I am not here to find more and more refined counterexamples.
Perhaps there is a misunderstanding: The counterexample was to show that your "proof" is deficient, not to show that your method is wrong. Actually I dont know whether it works, and I dont even have a hint, because there are no pictures provided. So if you can not prove it, why not convince us with some graphs of your approximation functions that show them converging?

PS: And please dont quote everything, but only the part you are replying to. There are

Code:

[quote]

and

Code:

[/quote]

that enclose each quote.

[tommy1729]

Actually I dont know whether it works, and I dont even have a hint, because there are no pictures provided. So if you can not prove it, why not convince us with some graphs of your approximation functions that show them converging?

1) i dont have math software and cannot make those graphs.

2) you probably do have the software to make those plots and since you get the idea, you could make those plots yourself.
that way your also certain that the data is not manipulated or carefully selected.

3) the truth of math does not depend upon someones capability of making graphs. call me oldfashion.

4) i admit more research is neccessary and also proofs of uniqueness and existance.

however i believe most here assume analytic tetration exists and is unique ?

5) i believe a lot is clarified if we can prove f_n(x) does not intersect with f_m(x) for any integer n and m and x > 1.

a graph might show if it does or not.

6) yes , im stubborn , dont use capitals at the beginning of a senteance and i make spelling mistakes

regards

tommy1729

[bo198214]

1) i dont have math software and cannot make those graphs.

Sage is a free enormous powerful math software.

2) you probably do have the software to make those plots and since you get the idea, you could make those plots yourself.
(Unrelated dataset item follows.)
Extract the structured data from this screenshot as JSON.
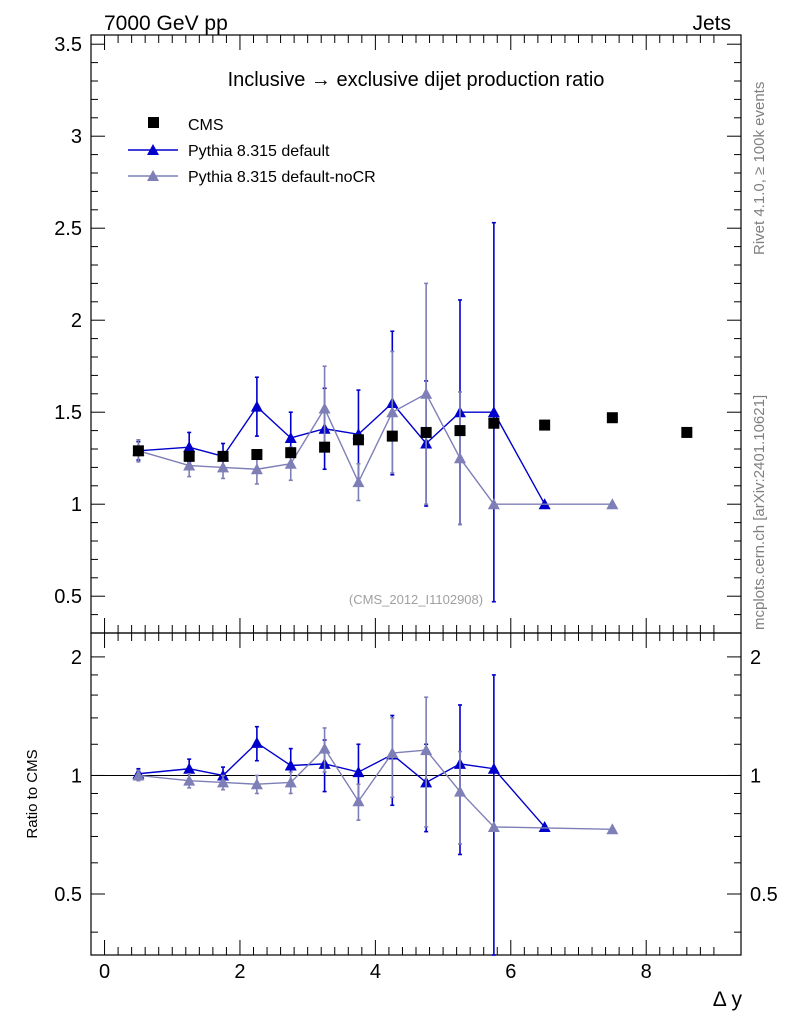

Yes but its some effort, no math software has implemented half iterates via regular iteration.

that way your also certain that the data is not manipulated or carefully selected.

I think this is more an issue in other sciences not in mathematics.

3) the truth of math does not depend upon someones capability of making graphs. call me oldfashion.

The truth of math depends on nothing. However if you want to show that truth to someone, then you have to convince him. Usually this is done by giving a proof. If that can not be done, then other ways should be sought.

however i believe most here assume analytic tetration exists and is unique ?

Existence was shown by Kneser. Uniqueness is a mostly unresearched yet. Sure is that it is not unique by analyticity alone.